Barış süreci konusunda çokca yazanlardan değilim.
Oysa iç barış çok önemli.
Birlikte yaşamak daha da önemli.
TC yönetimleri, bir asra yakın süre içinde Kürtleri görmezden geldi.
Her ne hal ise, kimin aklı ve etkisiyle Kürtler “yok” sayılmışsa yanlış politika
izlenmiş demektir.
“Yok” sayılan Kürt halkı için yol haritası ve politika da yanlış planlanmış.
Madem ki “yok”lar denmiş...
Ve şöylesine ilkel bir yol izlenmiş nedense:
Kürt bölgesine yol yapmayalım.
Kürtlere okul yapılmasın.
Kürt halkına hastane hizmeti götürülmesin.

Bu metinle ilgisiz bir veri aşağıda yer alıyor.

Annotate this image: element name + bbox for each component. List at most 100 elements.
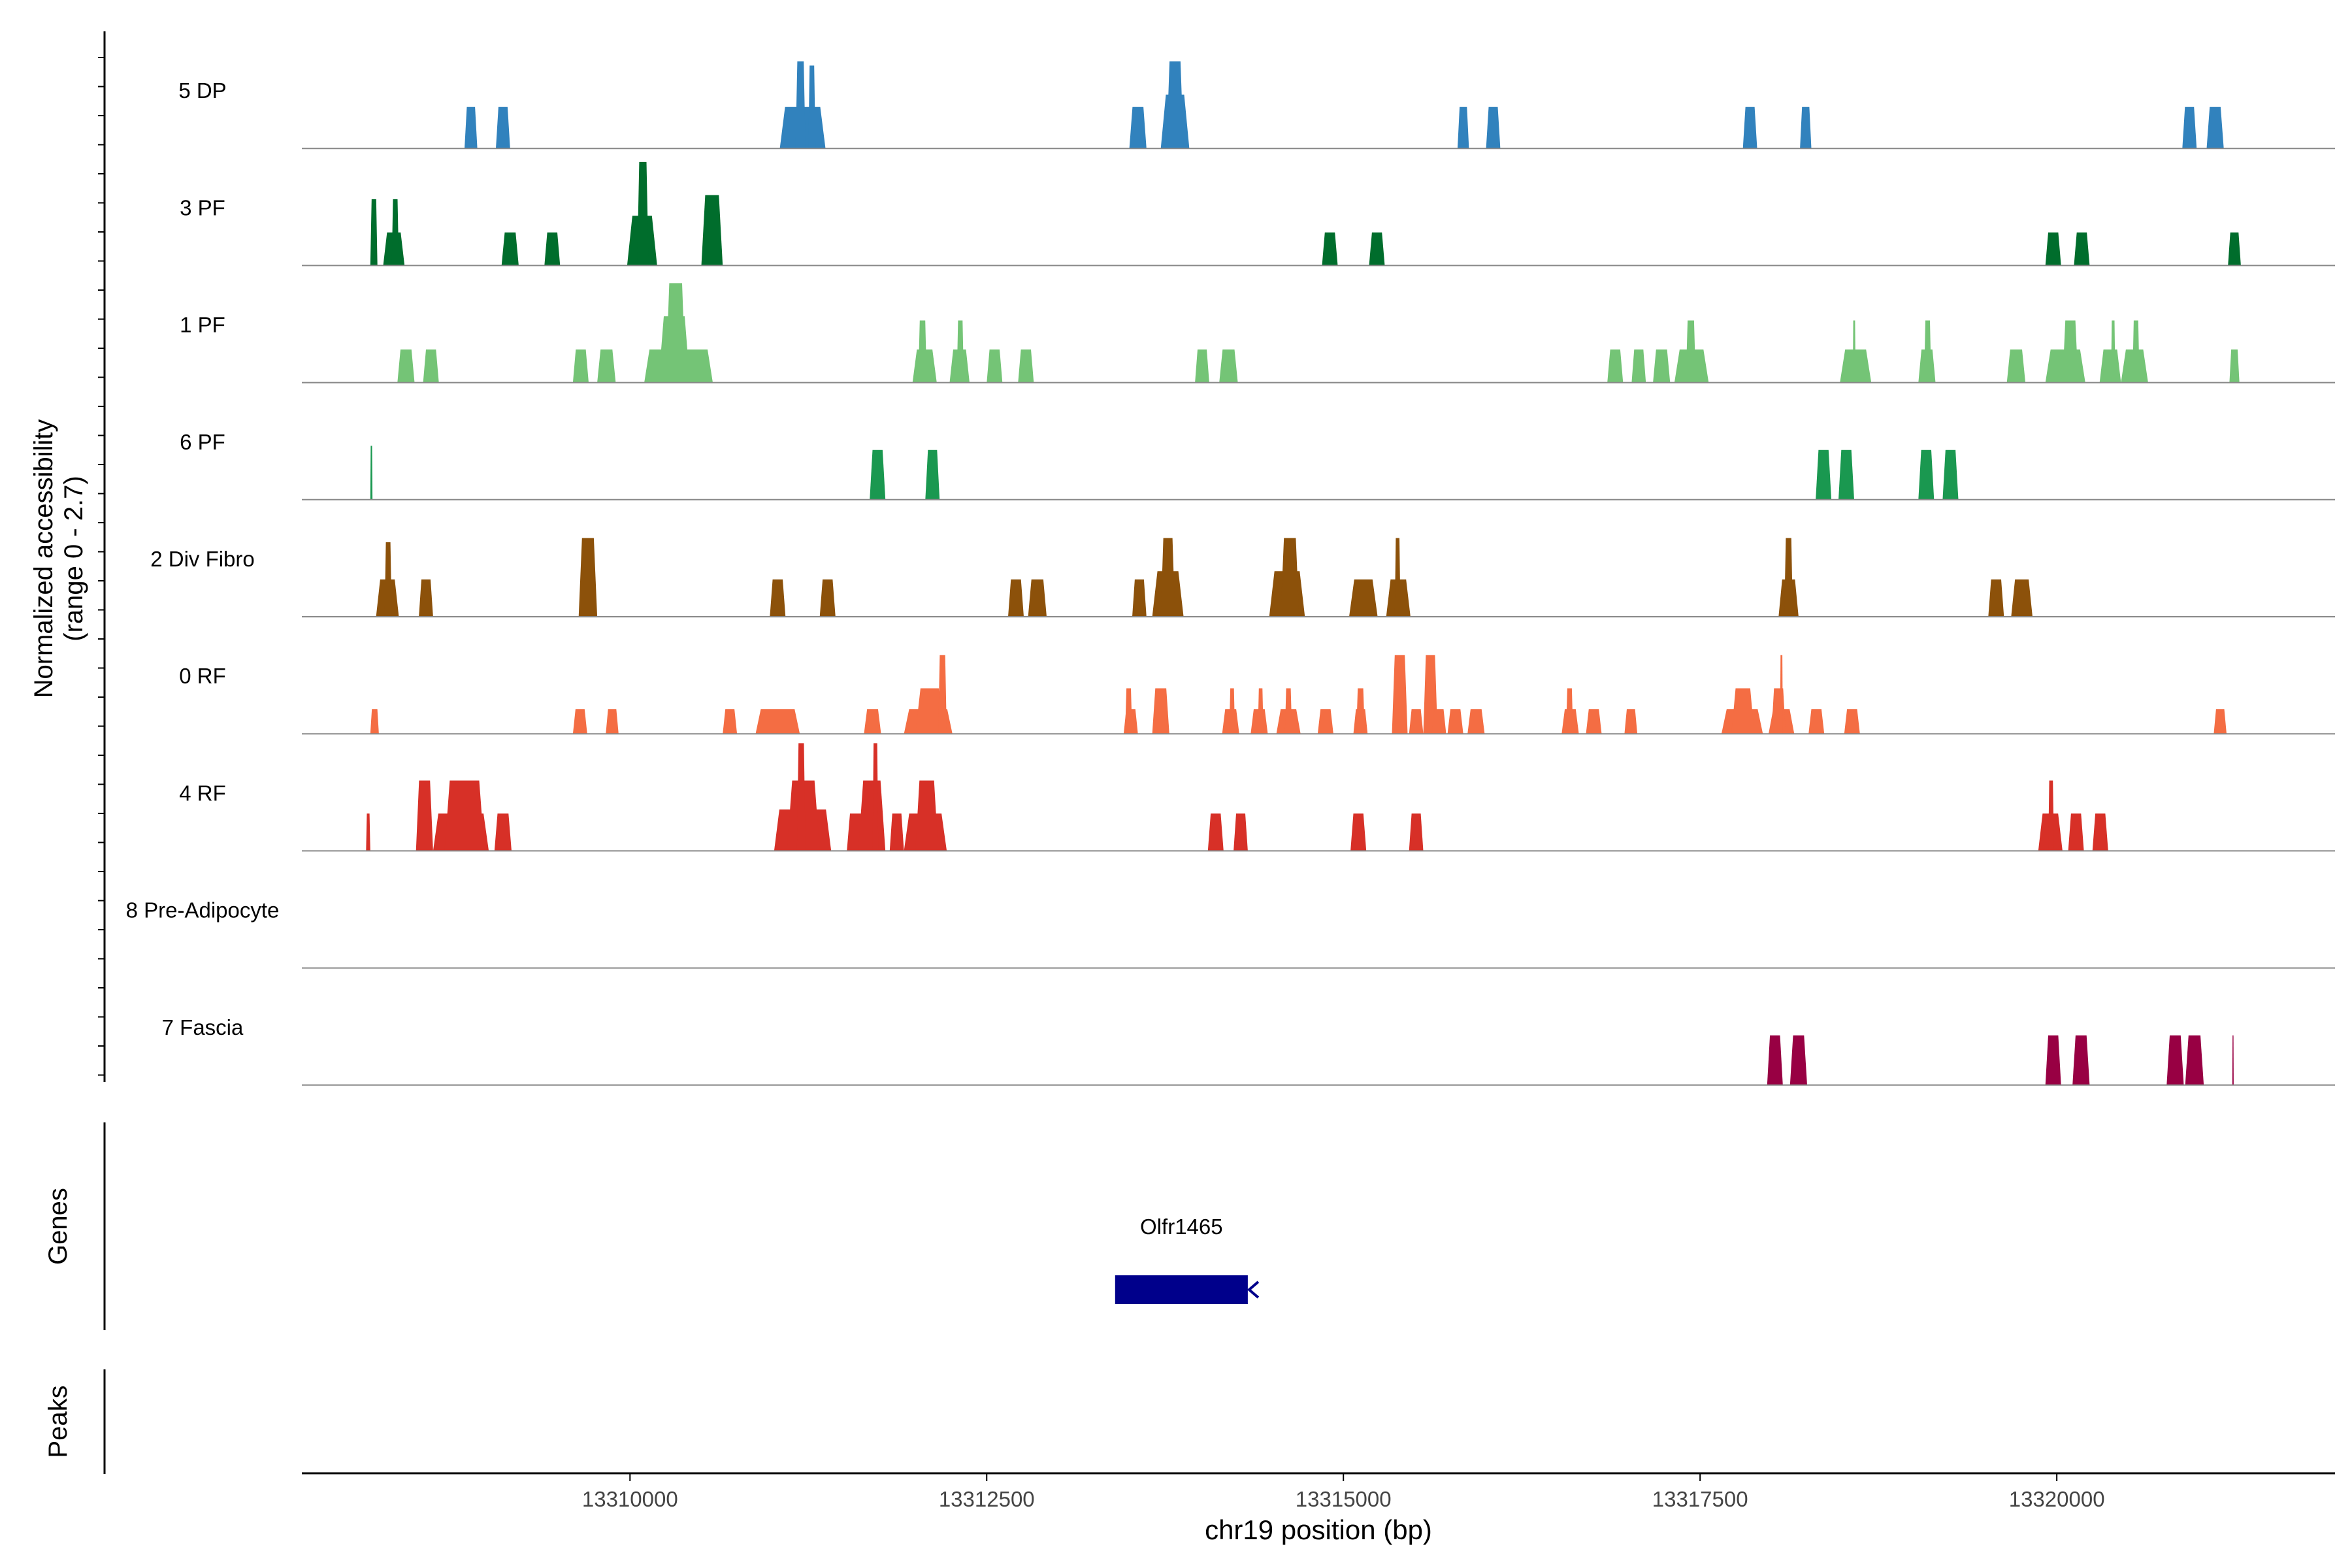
track-label: 8 Pre-Adipocyte — [126, 898, 280, 923]
coverage-peak — [572, 709, 587, 734]
coverage-peak — [889, 813, 904, 851]
coverage-peak — [1624, 709, 1638, 734]
coverage-peak — [2006, 349, 2026, 383]
x-axis-ticks: 13310000 13312500 13315000 13317500 13320000 — [582, 1473, 2105, 1511]
gene-body — [1115, 1275, 1248, 1304]
coverage-peak — [2166, 1035, 2184, 1085]
coverage-peak — [2092, 813, 2108, 851]
coverage-peak — [606, 709, 619, 734]
coverage-peak — [1918, 449, 1935, 500]
coverage-peak — [501, 232, 519, 266]
coverage-peak — [819, 579, 836, 617]
coverage-peak — [2213, 709, 2227, 734]
track-label: 7 Fascia — [162, 1015, 244, 1039]
coverage-peak — [1008, 579, 1024, 617]
track-4-rf: 4 RF — [179, 743, 2335, 852]
coverage-peak — [915, 780, 938, 851]
coverage-peak — [1132, 579, 1147, 617]
coverage-peak — [1924, 320, 1931, 383]
coverage-peak — [423, 349, 439, 383]
coverage-peak — [2132, 320, 2140, 383]
coverage-peak — [544, 232, 561, 266]
coverage-peak — [1607, 349, 1624, 383]
coverage-peak — [858, 780, 886, 851]
coverage-peak — [956, 320, 964, 383]
coverage-peak — [723, 709, 738, 734]
coverage-peak — [496, 106, 510, 149]
x-tick-label: 13312500 — [939, 1487, 1035, 1511]
coverage-peak — [391, 199, 399, 266]
coverage-peak — [1844, 709, 1860, 734]
coverage-peak — [597, 349, 616, 383]
coverage-peak — [2229, 349, 2240, 383]
coverage-peak — [1457, 106, 1469, 149]
peaks-track-label: Peaks — [44, 1385, 73, 1458]
coverage-peak — [1767, 1035, 1783, 1085]
coverage-peak — [1317, 709, 1333, 734]
coverage-peak — [1284, 688, 1292, 734]
coverage-peak — [1028, 579, 1047, 617]
coverage-peak — [1233, 813, 1248, 851]
strand-arrow — [1247, 1281, 1260, 1299]
coverage-peak — [1229, 688, 1235, 734]
coverage-peak — [1988, 579, 2004, 617]
coverage-peak — [1018, 349, 1034, 383]
track-label: 6 PF — [180, 430, 225, 454]
genes-track-label: Genes — [44, 1188, 73, 1265]
coverage-peak — [1281, 538, 1299, 617]
coverage-peak — [397, 349, 415, 383]
coverage-peak — [1789, 1035, 1807, 1085]
coverage-peak — [1394, 538, 1401, 617]
track-label: 0 RF — [179, 664, 226, 688]
coverage-peak — [1409, 813, 1424, 851]
x-tick-label: 13315000 — [1296, 1487, 1392, 1511]
coverage-peak — [1653, 349, 1671, 383]
coverage-peak — [2111, 320, 2115, 383]
coverage-peak — [1852, 320, 1856, 383]
coverage-peak — [2206, 106, 2224, 149]
track-2-div-fibro: 2 Div Fibro — [150, 538, 2335, 617]
coverage-peak — [1486, 106, 1501, 149]
coverage-peak — [637, 161, 649, 266]
coverage-peak — [1125, 688, 1132, 734]
coverage-peak — [1350, 813, 1367, 851]
coverage-peak — [795, 61, 806, 149]
coverage-peak — [864, 709, 881, 734]
coverage-peak — [366, 813, 370, 851]
track-6-pf: 6 PF — [180, 430, 2335, 500]
coverage-peak — [419, 579, 433, 617]
coverage-peak — [2062, 320, 2078, 383]
coverage-peak — [1686, 320, 1696, 383]
track-0-rf: 0 RF — [179, 655, 2335, 735]
coverage-peak — [915, 688, 944, 734]
coverage-peak — [938, 655, 947, 734]
coverage-peak — [2045, 1035, 2061, 1085]
coverage-peak — [701, 195, 723, 266]
track-label: 5 DP — [178, 78, 226, 103]
coverage-peak — [416, 780, 433, 851]
x-tick-label: 13317500 — [1652, 1487, 1748, 1511]
coverage-peak — [1356, 688, 1365, 734]
coverage-peak — [1942, 449, 1959, 500]
gene-olfr1465: Olfr1465 — [1115, 1215, 1260, 1304]
track-label: 3 PF — [180, 195, 225, 220]
coverage-peak — [1322, 232, 1338, 266]
coverage-peak — [384, 542, 392, 617]
coverage-peak — [870, 449, 886, 500]
coverage-peak — [1731, 688, 1755, 734]
coverage-peak — [1219, 349, 1238, 383]
coverage-peak — [1586, 709, 1602, 734]
coverage-peak — [925, 449, 940, 500]
coverage-peak — [770, 579, 786, 617]
coverage-peak — [1152, 688, 1169, 734]
coverage-peak — [1800, 106, 1812, 149]
coverage-peak — [572, 349, 589, 383]
coverage-peak — [2074, 232, 2090, 266]
coverage-peak — [1392, 655, 1408, 734]
coverage-peak — [2072, 1035, 2090, 1085]
coverage-peak — [2068, 813, 2084, 851]
coverage-peak — [1258, 688, 1264, 734]
coverage-peak — [1467, 709, 1485, 734]
coverage-peak — [1447, 709, 1463, 734]
coverage-peak — [465, 106, 478, 149]
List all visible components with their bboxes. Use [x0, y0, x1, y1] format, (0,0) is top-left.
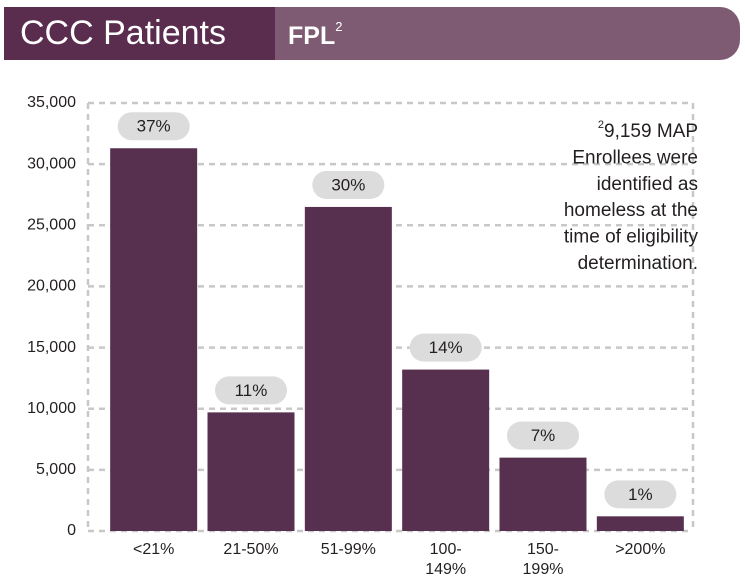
x-tick-label: <21%: [133, 541, 174, 558]
percent-label: 37%: [137, 117, 171, 136]
note-text: identified as: [597, 174, 698, 195]
note-text: determination.: [578, 253, 698, 274]
y-tick-label: 15,000: [27, 339, 76, 356]
x-tick-label: 100-149%: [425, 541, 466, 578]
percent-label: 14%: [429, 338, 463, 357]
y-tick-label: 25,000: [27, 217, 76, 234]
header-title-box: [4, 7, 275, 60]
bar: [304, 206, 392, 531]
note-line: time of eligibility: [564, 227, 699, 248]
note-line: determination.: [578, 253, 698, 274]
bar: [499, 457, 587, 531]
bar: [207, 412, 295, 531]
subtitle-text: FPL: [288, 22, 335, 50]
x-tick-label: 150-199%: [523, 541, 564, 578]
bar: [596, 516, 684, 531]
x-tick-label: 21-50%: [223, 541, 278, 558]
y-tick-label: 10,000: [27, 400, 76, 417]
percent-pill: [507, 421, 579, 450]
percent-pill: [409, 333, 482, 362]
y-tick-label: 0: [67, 522, 76, 539]
percent-label: 7%: [531, 426, 556, 445]
y-tick-label: 20,000: [27, 278, 76, 295]
header-subtitle: FPL2: [288, 19, 342, 49]
bar: [110, 148, 198, 531]
percent-pill: [604, 480, 677, 509]
percent-label: 30%: [331, 175, 365, 194]
header-band: [275, 7, 740, 60]
note-line: 29,159 MAP: [598, 119, 698, 142]
subtitle-marker: 2: [335, 19, 342, 34]
y-tick-label: 30,000: [27, 155, 76, 172]
x-tick-label: >200%: [615, 541, 665, 558]
note-text: homeless at the: [564, 200, 698, 221]
note-text: time of eligibility: [564, 227, 699, 248]
bar: [402, 369, 490, 531]
header-title: CCC Patients: [20, 14, 226, 52]
note-marker: 2: [598, 119, 604, 131]
note-line: homeless at the: [564, 200, 698, 221]
note-text: 9,159 MAP: [604, 121, 698, 142]
percent-label: 1%: [628, 485, 653, 504]
percent-pill: [117, 112, 190, 141]
percent-pill: [215, 376, 287, 405]
note-line: Enrollees were: [572, 147, 698, 168]
x-tick-label: 51-99%: [321, 541, 376, 558]
percent-pill: [312, 170, 385, 199]
note-line: identified as: [597, 174, 698, 195]
y-tick-label: 5,000: [36, 461, 76, 478]
percent-label: 11%: [235, 381, 268, 400]
y-tick-label: 35,000: [27, 94, 76, 111]
note-text: Enrollees were: [572, 147, 698, 168]
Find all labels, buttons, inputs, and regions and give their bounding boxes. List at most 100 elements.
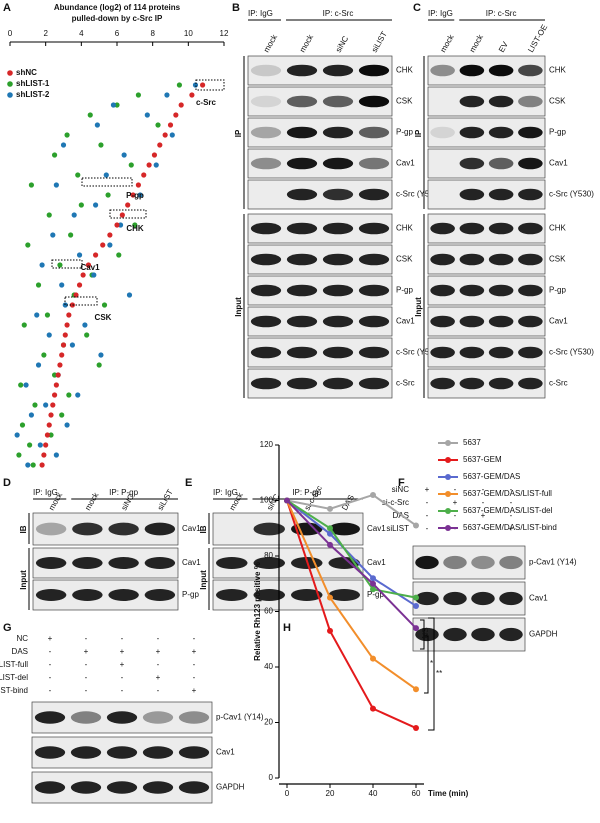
section-label: Input xyxy=(414,297,423,317)
data-point xyxy=(370,580,376,587)
band xyxy=(250,315,282,328)
scatter-point xyxy=(41,452,47,458)
x-tick-label: 12 xyxy=(220,29,229,38)
band xyxy=(358,253,390,266)
y-axis-label: Relative Rh123 positive % xyxy=(253,562,262,661)
band xyxy=(322,222,354,235)
ip-header: IP: IgG xyxy=(33,488,58,497)
scatter-point xyxy=(43,442,49,448)
scatter-point xyxy=(173,112,179,118)
legend-label: 5637-GEM/DAS/LIST-full xyxy=(463,489,552,498)
blot-label: P-gp xyxy=(182,590,199,599)
band xyxy=(358,377,390,390)
scatter-point xyxy=(98,352,104,358)
band xyxy=(322,253,354,266)
legend-label: 5637-GEM xyxy=(463,455,502,464)
section-label: Input xyxy=(234,297,243,317)
band xyxy=(286,315,318,328)
band xyxy=(142,781,174,794)
scatter-point xyxy=(128,162,134,168)
blot-label: Cav1 xyxy=(182,558,201,567)
x-tick-label: 6 xyxy=(115,29,120,38)
blot-label: CSK xyxy=(549,255,566,264)
band xyxy=(142,746,174,759)
band xyxy=(253,557,285,569)
band xyxy=(358,315,390,328)
sig-label: * xyxy=(430,659,433,668)
legend-label: 5637 xyxy=(463,438,481,447)
scatter-point xyxy=(119,212,125,218)
band xyxy=(178,746,210,759)
scatter-point xyxy=(59,412,65,418)
band xyxy=(72,589,103,601)
scatter-point xyxy=(59,352,65,358)
scatter-point xyxy=(60,142,67,148)
condition-sign: - xyxy=(85,660,88,669)
band xyxy=(358,126,390,139)
band xyxy=(518,253,543,266)
band xyxy=(34,781,66,794)
band xyxy=(253,522,285,536)
data-point xyxy=(413,522,419,529)
blot-label: c-Src xyxy=(549,379,568,388)
blot-label: P-gp xyxy=(549,286,566,295)
band xyxy=(488,284,514,297)
lane-label: siLIST xyxy=(156,488,175,512)
band xyxy=(70,711,102,724)
condition-sign: - xyxy=(121,673,124,682)
condition-sign: - xyxy=(49,647,52,656)
band xyxy=(322,188,354,201)
band xyxy=(518,95,543,108)
scatter-point xyxy=(153,162,159,168)
band xyxy=(144,557,176,569)
condition-label: DAS xyxy=(12,647,28,656)
band xyxy=(286,157,318,170)
band xyxy=(250,284,282,297)
ip-header: IP: IgG xyxy=(428,9,453,18)
band xyxy=(443,627,467,642)
series-line xyxy=(286,499,417,629)
band xyxy=(459,346,485,359)
scatter-point xyxy=(48,432,54,438)
protein-label: CSK xyxy=(95,313,112,322)
band xyxy=(443,591,467,606)
scatter-point xyxy=(18,382,24,388)
scatter-point xyxy=(105,192,111,198)
condition-label: NC xyxy=(16,634,28,643)
condition-sign: - xyxy=(426,524,429,533)
scatter-point xyxy=(57,262,63,268)
x-tick-label: 2 xyxy=(43,29,48,38)
condition-sign: + xyxy=(156,647,161,656)
scatter-point xyxy=(76,252,83,258)
scatter-point xyxy=(135,92,141,98)
band xyxy=(518,188,543,201)
section-label: IB xyxy=(199,525,208,533)
scatter-point xyxy=(155,122,161,128)
band xyxy=(358,346,390,359)
band xyxy=(358,157,390,170)
band xyxy=(358,64,390,77)
scatter-point xyxy=(46,422,52,428)
scatter-point xyxy=(46,332,52,338)
condition-sign: - xyxy=(85,634,88,643)
scatter-point xyxy=(35,362,42,368)
band xyxy=(328,522,360,536)
section-label: IB xyxy=(19,525,28,533)
x-tick-label: 0 xyxy=(285,789,290,798)
data-point xyxy=(370,655,376,662)
scatter-point xyxy=(32,402,38,408)
blot-label: CHK xyxy=(396,66,414,75)
ip-header: IP: IgG xyxy=(248,9,273,18)
lane-label: mock xyxy=(468,32,486,54)
condition-sign: + xyxy=(84,647,89,656)
scatter-point xyxy=(93,252,99,258)
band xyxy=(253,589,285,601)
band xyxy=(471,555,495,570)
scatter-point xyxy=(21,322,27,328)
condition-sign: - xyxy=(482,524,485,533)
blot-label: CSK xyxy=(396,97,413,106)
band xyxy=(430,284,455,297)
legend-label: shLIST-1 xyxy=(16,79,50,88)
lane-label: mock xyxy=(298,32,316,54)
band xyxy=(358,95,390,108)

Devletin ve ciheti askeriyenin “Kürt siyaset belgesi” böyle yazılmış.
Bunlar ne demek oluyor?
Yol yapmayalım, birbirlerine gidipgelmesinler, yani örgütlenmesinler (!)
Okul yapmayalım, eğitimli kuşaklar yetişir, ülke yönetiminde söz sahibi olurlar, yani
rejime zarar verirler (!)
Hastane yapmayalım ki, hem sağlıklı kuşaklar yetişmesin, hem de fazla
çoğalmasınlar..,
Yani, çoğaldıkca güvenliğimiz zaafa uğrar (!)
Bütün bu tarihi siyaset projesi (!) gün gelmiş çökmüş.
Sonuç: 30 yıl süren düşük yoğunluklu savaşta 30 binden fazla insanımız
kaybedilmiş.
Milyarlarca dolar milli gelir heba edilmiş.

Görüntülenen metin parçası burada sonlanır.